There are two areas where we are dangerously failing to live our example.

First, climate change, or more exactly America’s failure to lead on climate change. We have clear scientific understanding of what carbon pollution means for our climate and oceans, yet we fail to act. Fossil fuel producers knowingly cause this harm, and aggressively fight political solutions to the problem using an arsenal of political money, much of it run through dark-money channels to hide their hand. Congress has shown itself unable to resist this industry, despite its obvious and enormous conflicts of interest.

The poorest people of the world, those who live closest to the land, will suffer the brunt of the coming change. That suffering will raise resentments about a democratic system that succumbed to dark money influence, and about a brand of capitalism that allowed industry to perpetuate the problem in the pursuit of profit, and other business interests to simply turn away, refusing to engage. This failure both of popular democracy and market capitalism will be a lasting blot on our American example.

Our other failure is our aiding and abetting of kleptocracy and corruption. There is a real clash of civilizations, to borrow a phrase from Samuel Huntington, between societies that reflect the rule of law and regimes of kleptocracy, criminality, and authoritarian abuse.

Ironically, the looters of the corrupt, unstable countries in the world seek the shelter of rule of law for their stolen pelf.

Rather than demand transparency and push them back to their dark corners, we have a whole industry to cater to them. As the infamous “Panama Papers” revealed, we are now a facilitator in this racket. American law firms, realtors, shell corporations, and financial services enable international crooks and thugs. This is another blot on the reputation of American capitalism and the democratic system that facilitates it.

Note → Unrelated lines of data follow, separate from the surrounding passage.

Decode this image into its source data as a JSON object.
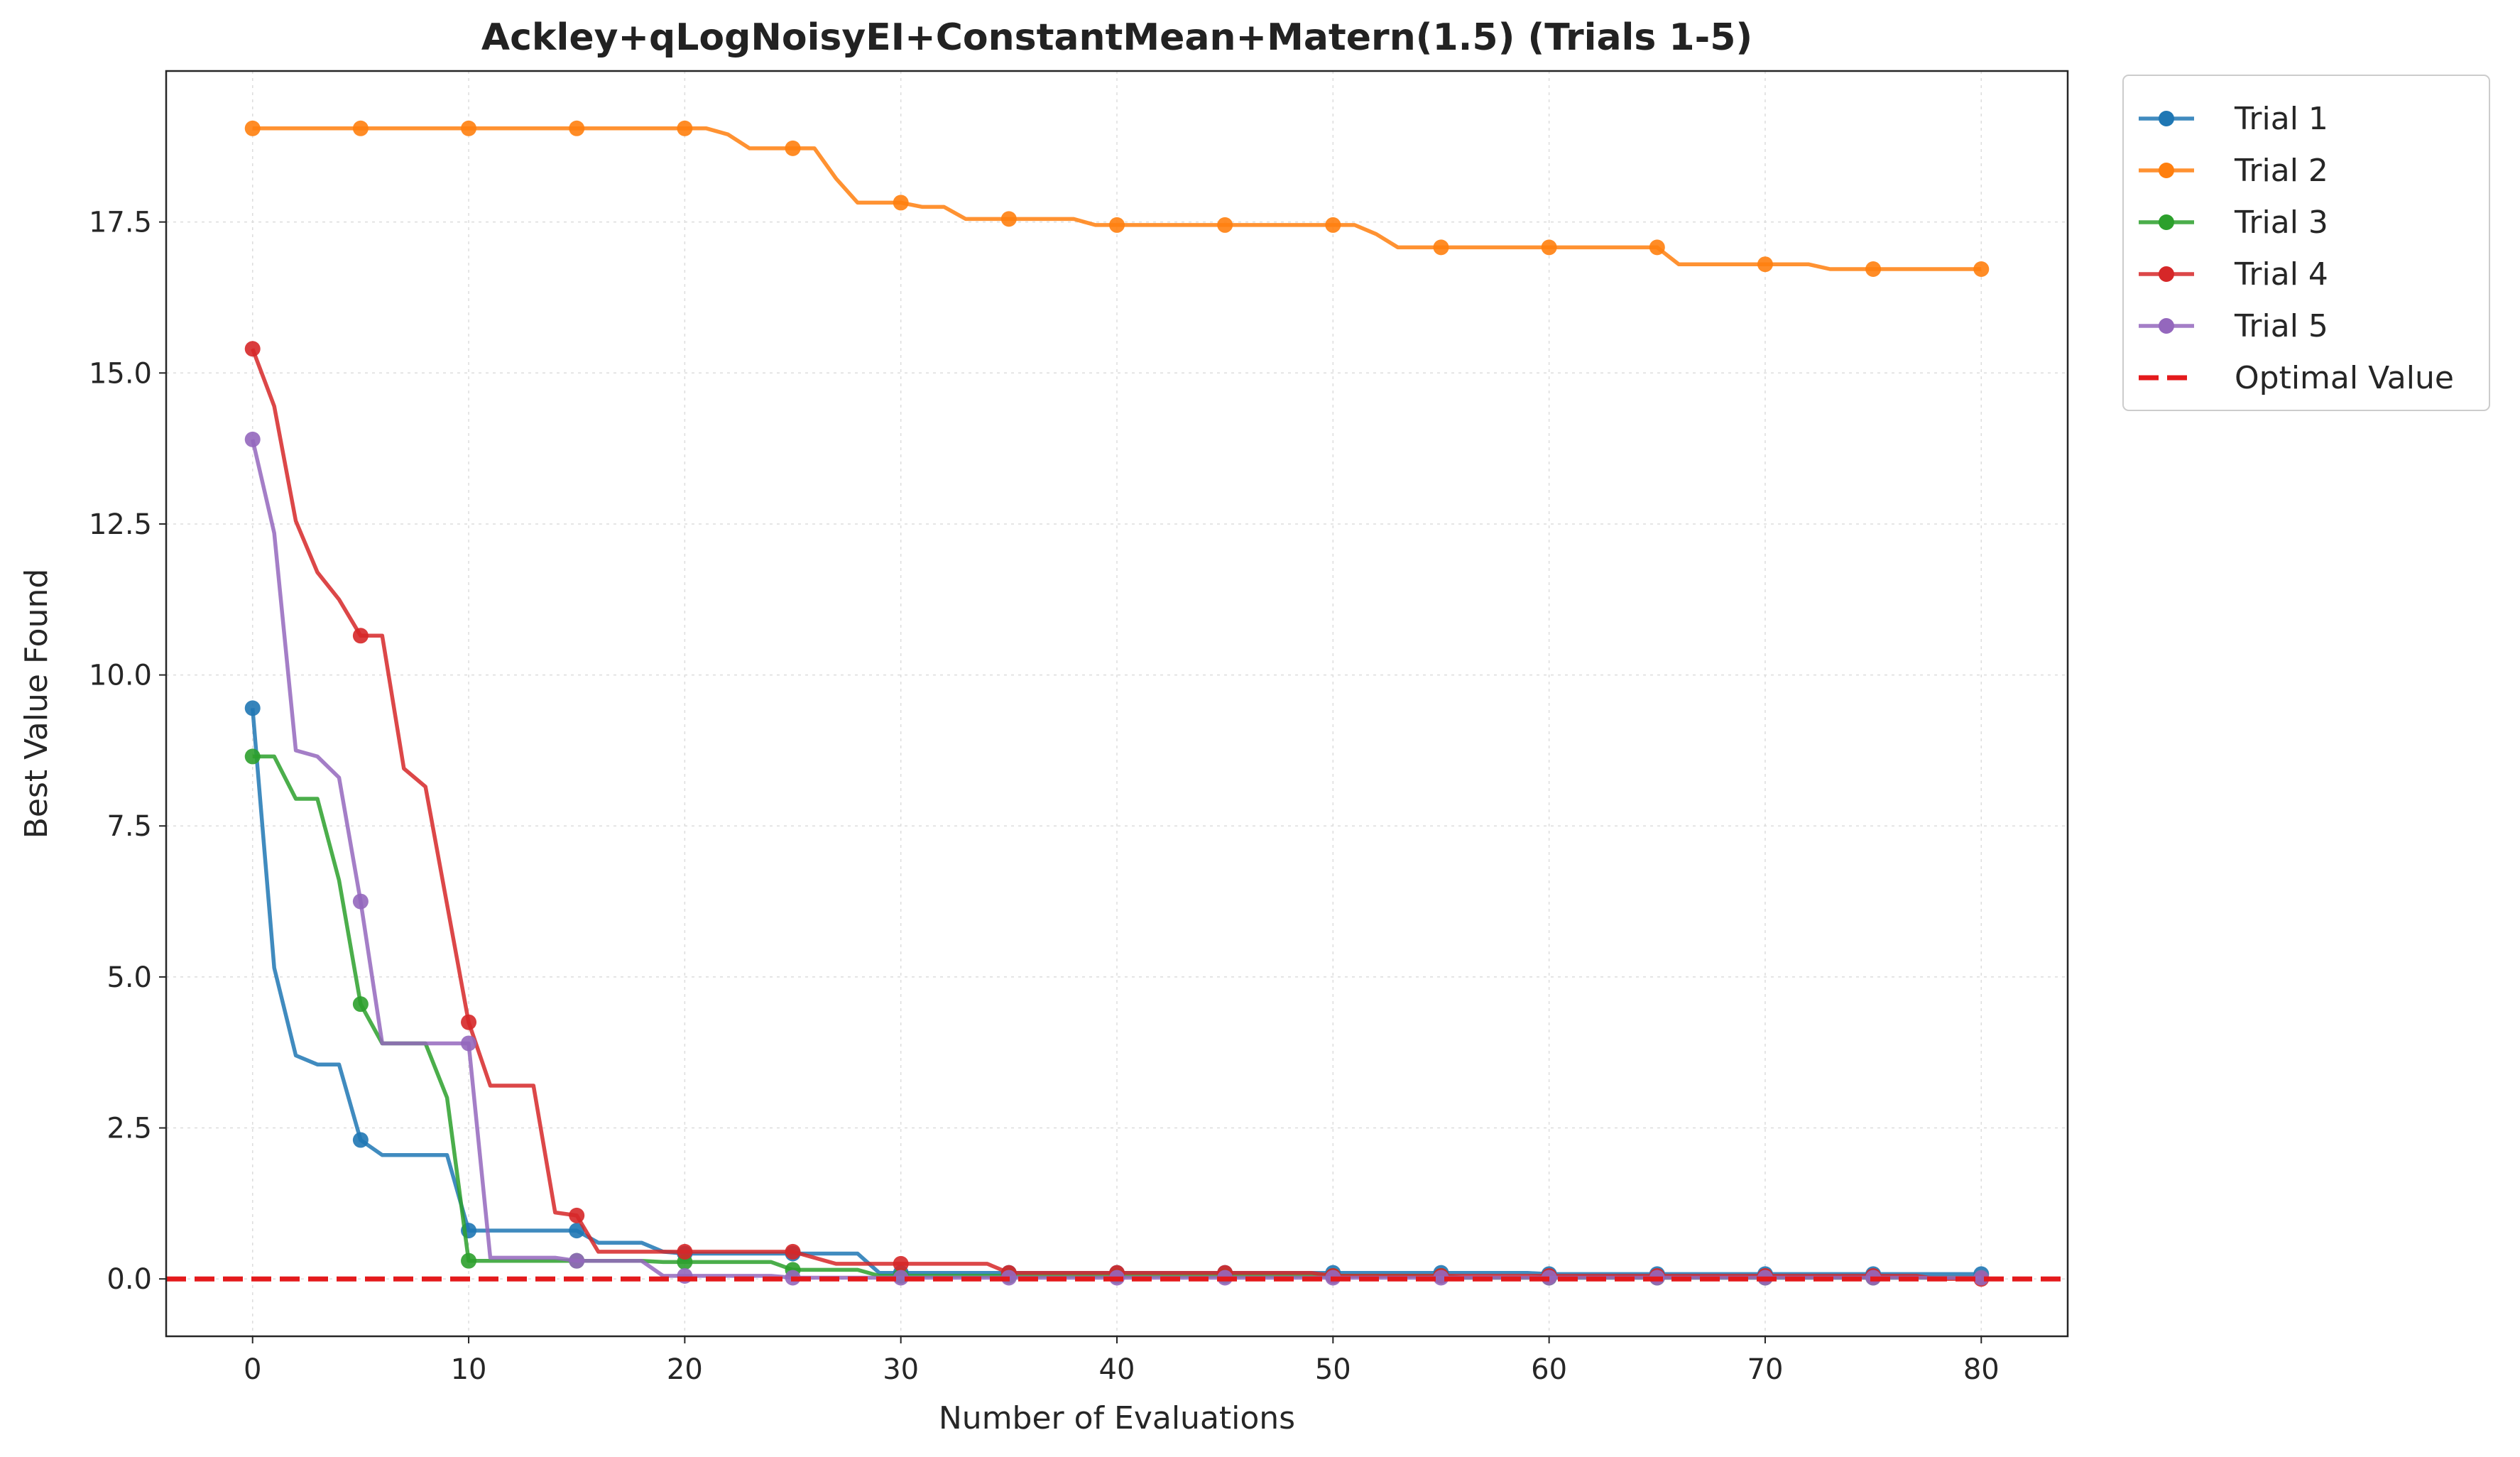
{
  "chart_data": {
    "type": "line",
    "title": "Ackley+qLogNoisyEI+ConstantMean+Matern(1.5) (Trials 1-5)",
    "xlabel": "Number of Evaluations",
    "ylabel": "Best Value Found",
    "xlim": [
      -4,
      84
    ],
    "ylim": [
      -0.95,
      20.0
    ],
    "xticks": [
      0,
      10,
      20,
      30,
      40,
      50,
      60,
      70,
      80
    ],
    "xtick_labels": [
      "0",
      "10",
      "20",
      "30",
      "40",
      "50",
      "60",
      "70",
      "80"
    ],
    "yticks": [
      0,
      2.5,
      5,
      7.5,
      10,
      12.5,
      15,
      17.5
    ],
    "ytick_labels": [
      "0.0",
      "2.5",
      "5.0",
      "7.5",
      "10.0",
      "12.5",
      "15.0",
      "17.5"
    ],
    "grid": true,
    "legend_position": "outside-top-right",
    "reference_line": {
      "name": "Optimal Value",
      "y": 0,
      "color": "#e41a1c",
      "style": "dashed"
    },
    "series": [
      {
        "name": "Trial 1",
        "color": "#1f77b4",
        "marker_every": 5,
        "x": [
          0,
          1,
          2,
          3,
          4,
          5,
          6,
          7,
          8,
          9,
          10,
          11,
          12,
          13,
          14,
          15,
          16,
          17,
          18,
          19,
          20,
          21,
          22,
          23,
          24,
          25,
          26,
          27,
          28,
          29,
          30,
          31,
          32,
          33,
          34,
          35,
          36,
          37,
          38,
          39,
          40,
          41,
          42,
          43,
          44,
          45,
          46,
          47,
          48,
          49,
          50,
          51,
          52,
          53,
          54,
          55,
          56,
          57,
          58,
          59,
          60,
          61,
          62,
          63,
          64,
          65,
          66,
          67,
          68,
          69,
          70,
          71,
          72,
          73,
          74,
          75,
          76,
          77,
          78,
          79,
          80
        ],
        "y": [
          9.45,
          5.15,
          3.7,
          3.55,
          3.55,
          2.3,
          2.05,
          2.05,
          2.05,
          2.05,
          0.8,
          0.8,
          0.8,
          0.8,
          0.8,
          0.8,
          0.6,
          0.6,
          0.6,
          0.45,
          0.42,
          0.42,
          0.42,
          0.42,
          0.42,
          0.42,
          0.42,
          0.42,
          0.42,
          0.1,
          0.1,
          0.1,
          0.1,
          0.1,
          0.1,
          0.1,
          0.1,
          0.1,
          0.1,
          0.1,
          0.1,
          0.1,
          0.1,
          0.1,
          0.1,
          0.1,
          0.1,
          0.1,
          0.1,
          0.1,
          0.1,
          0.1,
          0.1,
          0.1,
          0.1,
          0.1,
          0.1,
          0.1,
          0.1,
          0.1,
          0.08,
          0.08,
          0.08,
          0.08,
          0.08,
          0.08,
          0.08,
          0.08,
          0.08,
          0.08,
          0.08,
          0.08,
          0.08,
          0.08,
          0.08,
          0.08,
          0.08,
          0.08,
          0.08,
          0.08,
          0.08
        ]
      },
      {
        "name": "Trial 2",
        "color": "#ff7f0e",
        "marker_every": 5,
        "x": [
          0,
          1,
          2,
          3,
          4,
          5,
          6,
          7,
          8,
          9,
          10,
          11,
          12,
          13,
          14,
          15,
          16,
          17,
          18,
          19,
          20,
          21,
          22,
          23,
          24,
          25,
          26,
          27,
          28,
          29,
          30,
          31,
          32,
          33,
          34,
          35,
          36,
          37,
          38,
          39,
          40,
          41,
          42,
          43,
          44,
          45,
          46,
          47,
          48,
          49,
          50,
          51,
          52,
          53,
          54,
          55,
          56,
          57,
          58,
          59,
          60,
          61,
          62,
          63,
          64,
          65,
          66,
          67,
          68,
          69,
          70,
          71,
          72,
          73,
          74,
          75,
          76,
          77,
          78,
          79,
          80
        ],
        "y": [
          19.05,
          19.05,
          19.05,
          19.05,
          19.05,
          19.05,
          19.05,
          19.05,
          19.05,
          19.05,
          19.05,
          19.05,
          19.05,
          19.05,
          19.05,
          19.05,
          19.05,
          19.05,
          19.05,
          19.05,
          19.05,
          19.05,
          18.95,
          18.72,
          18.72,
          18.72,
          18.72,
          18.22,
          17.82,
          17.82,
          17.82,
          17.75,
          17.75,
          17.55,
          17.55,
          17.55,
          17.55,
          17.55,
          17.55,
          17.45,
          17.45,
          17.45,
          17.45,
          17.45,
          17.45,
          17.45,
          17.45,
          17.45,
          17.45,
          17.45,
          17.45,
          17.45,
          17.3,
          17.08,
          17.08,
          17.08,
          17.08,
          17.08,
          17.08,
          17.08,
          17.08,
          17.08,
          17.08,
          17.08,
          17.08,
          17.08,
          16.8,
          16.8,
          16.8,
          16.8,
          16.8,
          16.8,
          16.8,
          16.72,
          16.72,
          16.72,
          16.72,
          16.72,
          16.72,
          16.72,
          16.72
        ]
      },
      {
        "name": "Trial 3",
        "color": "#2ca02c",
        "marker_every": 5,
        "x": [
          0,
          1,
          2,
          3,
          4,
          5,
          6,
          7,
          8,
          9,
          10,
          11,
          12,
          13,
          14,
          15,
          16,
          17,
          18,
          19,
          20,
          21,
          22,
          23,
          24,
          25,
          26,
          27,
          28,
          29,
          30,
          31,
          32,
          33,
          34,
          35,
          36,
          37,
          38,
          39,
          40,
          41,
          42,
          43,
          44,
          45,
          46,
          47,
          48,
          49,
          50,
          51,
          52,
          53,
          54,
          55,
          56,
          57,
          58,
          59,
          60,
          61,
          62,
          63,
          64,
          65,
          66,
          67,
          68,
          69,
          70,
          71,
          72,
          73,
          74,
          75,
          76,
          77,
          78,
          79,
          80
        ],
        "y": [
          8.65,
          8.65,
          7.95,
          7.95,
          6.6,
          4.55,
          3.9,
          3.9,
          3.9,
          3.0,
          0.3,
          0.3,
          0.3,
          0.3,
          0.3,
          0.3,
          0.3,
          0.3,
          0.3,
          0.28,
          0.28,
          0.28,
          0.28,
          0.28,
          0.28,
          0.15,
          0.15,
          0.15,
          0.15,
          0.05,
          0.05,
          0.05,
          0.05,
          0.05,
          0.05,
          0.05,
          0.05,
          0.05,
          0.05,
          0.05,
          0.05,
          0.05,
          0.05,
          0.05,
          0.05,
          0.05,
          0.05,
          0.05,
          0.05,
          0.05,
          0.05,
          0.05,
          0.05,
          0.05,
          0.05,
          0.05,
          0.02,
          0.02,
          0.02,
          0.02,
          0.02,
          0.02,
          0.02,
          0.02,
          0.02,
          0.02,
          0.02,
          0.02,
          0.02,
          0.02,
          0.02,
          0.02,
          0.02,
          0.02,
          0.02,
          0.02,
          0.02,
          0.02,
          0.02,
          0.02,
          0.02
        ]
      },
      {
        "name": "Trial 4",
        "color": "#d62728",
        "marker_every": 5,
        "x": [
          0,
          1,
          2,
          3,
          4,
          5,
          6,
          7,
          8,
          9,
          10,
          11,
          12,
          13,
          14,
          15,
          16,
          17,
          18,
          19,
          20,
          21,
          22,
          23,
          24,
          25,
          26,
          27,
          28,
          29,
          30,
          31,
          32,
          33,
          34,
          35,
          36,
          37,
          38,
          39,
          40,
          41,
          42,
          43,
          44,
          45,
          46,
          47,
          48,
          49,
          50,
          51,
          52,
          53,
          54,
          55,
          56,
          57,
          58,
          59,
          60,
          61,
          62,
          63,
          64,
          65,
          66,
          67,
          68,
          69,
          70,
          71,
          72,
          73,
          74,
          75,
          76,
          77,
          78,
          79,
          80
        ],
        "y": [
          15.4,
          14.45,
          12.55,
          11.7,
          11.25,
          10.65,
          10.65,
          8.45,
          8.15,
          6.2,
          4.25,
          3.2,
          3.2,
          3.2,
          1.1,
          1.05,
          0.45,
          0.45,
          0.45,
          0.45,
          0.45,
          0.45,
          0.45,
          0.45,
          0.45,
          0.45,
          0.35,
          0.25,
          0.25,
          0.25,
          0.25,
          0.25,
          0.25,
          0.25,
          0.25,
          0.1,
          0.1,
          0.1,
          0.1,
          0.1,
          0.1,
          0.1,
          0.1,
          0.1,
          0.1,
          0.1,
          0.1,
          0.1,
          0.1,
          0.1,
          0.05,
          0.05,
          0.05,
          0.05,
          0.05,
          0.05,
          0.05,
          0.05,
          0.05,
          0.05,
          0.05,
          0.05,
          0.05,
          0.05,
          0.05,
          0.05,
          0.05,
          0.05,
          0.05,
          0.05,
          0.05,
          0.05,
          0.05,
          0.05,
          0.05,
          0.05,
          0.05,
          0.05,
          0.0,
          0.0,
          0.0
        ]
      },
      {
        "name": "Trial 5",
        "color": "#9467bd",
        "marker_every": 5,
        "x": [
          0,
          1,
          2,
          3,
          4,
          5,
          6,
          7,
          8,
          9,
          10,
          11,
          12,
          13,
          14,
          15,
          16,
          17,
          18,
          19,
          20,
          21,
          22,
          23,
          24,
          25,
          26,
          27,
          28,
          29,
          30,
          31,
          32,
          33,
          34,
          35,
          36,
          37,
          38,
          39,
          40,
          41,
          42,
          43,
          44,
          45,
          46,
          47,
          48,
          49,
          50,
          51,
          52,
          53,
          54,
          55,
          56,
          57,
          58,
          59,
          60,
          61,
          62,
          63,
          64,
          65,
          66,
          67,
          68,
          69,
          70,
          71,
          72,
          73,
          74,
          75,
          76,
          77,
          78,
          79,
          80
        ],
        "y": [
          13.9,
          12.35,
          8.75,
          8.65,
          8.3,
          6.25,
          3.9,
          3.9,
          3.9,
          3.9,
          3.9,
          0.35,
          0.35,
          0.35,
          0.35,
          0.3,
          0.3,
          0.3,
          0.3,
          0.05,
          0.05,
          0.05,
          0.05,
          0.05,
          0.05,
          0.02,
          0.02,
          0.02,
          0.02,
          0.02,
          0.02,
          0.02,
          0.02,
          0.02,
          0.02,
          0.02,
          0.02,
          0.02,
          0.02,
          0.02,
          0.02,
          0.02,
          0.02,
          0.02,
          0.02,
          0.02,
          0.02,
          0.02,
          0.02,
          0.02,
          0.02,
          0.02,
          0.02,
          0.02,
          0.02,
          0.02,
          0.02,
          0.02,
          0.02,
          0.02,
          0.02,
          0.02,
          0.02,
          0.02,
          0.02,
          0.02,
          0.02,
          0.02,
          0.02,
          0.02,
          0.02,
          0.02,
          0.02,
          0.02,
          0.02,
          0.02,
          0.02,
          0.02,
          0.02,
          0.02,
          0.02
        ]
      }
    ]
  }
}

If you live in a country robbed blind by crooked rulers, it is hard not to resent the country that helped them get away with it. If America’s role is the enabler of the crooked and corrupt, the resentment of those populations for what has been done to them by the crooked and corrupt will deservedly fall onto us.

Just discredit will fall on the institutions — capitalism and democracy — who failed so visibly in face of these well-known evils.

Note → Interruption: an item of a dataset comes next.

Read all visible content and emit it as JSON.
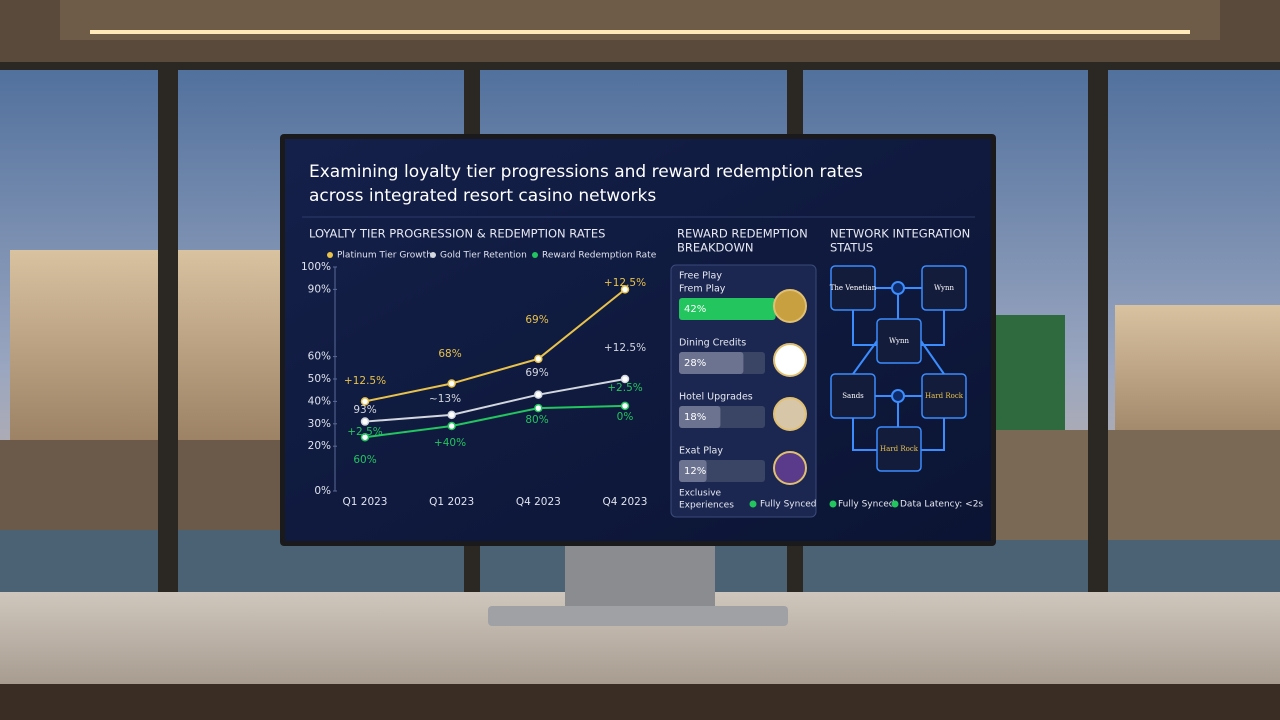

Presidents are not supposed to supervise, initiate or interfere with law enforcement investigations or prosecutions. Not of political opponents. Not of anyone. That’s the way banana republics behave; not the government of the United States of America. To prevent even the appearance of undue political influence, Republican and Democratic administrations alike have for decades separated White House politics from law enforcement. Today, we are seeing troubling signs that this separation is being circumvented by tweet and other forms of pressure. The Department of Justice is ordinarily protected from this kind of pressure by long-held standards designed to ensure its independence and integrity, but the president is a human firehose of political controversy, lashing about and smashing into the rules and norms of the presidency. Congress has the tools to investigate political interference with our nation’s law enforcement, and protect the department from abuse. I believe it’s long past time to use them.

If you believe that the world needs America, if you believe that America is the world’s essential and exceptional nation, then getting these questions right matters. Failing in moments of necessity will soon, and long, darken the lamp America holds up to the world.

We depend for the quality of life we enjoy on market capitalism and democratic governance. Those institutions in turn depend on popular approval and confidence. In the international contest of ideologies, it is not assured that ours will win; we have to earn the winner’s laurel, generation by generation. And we have to win it by example.

America is an exemplary nation. We have a role to play in this world, we Americans, and it is time we got about it.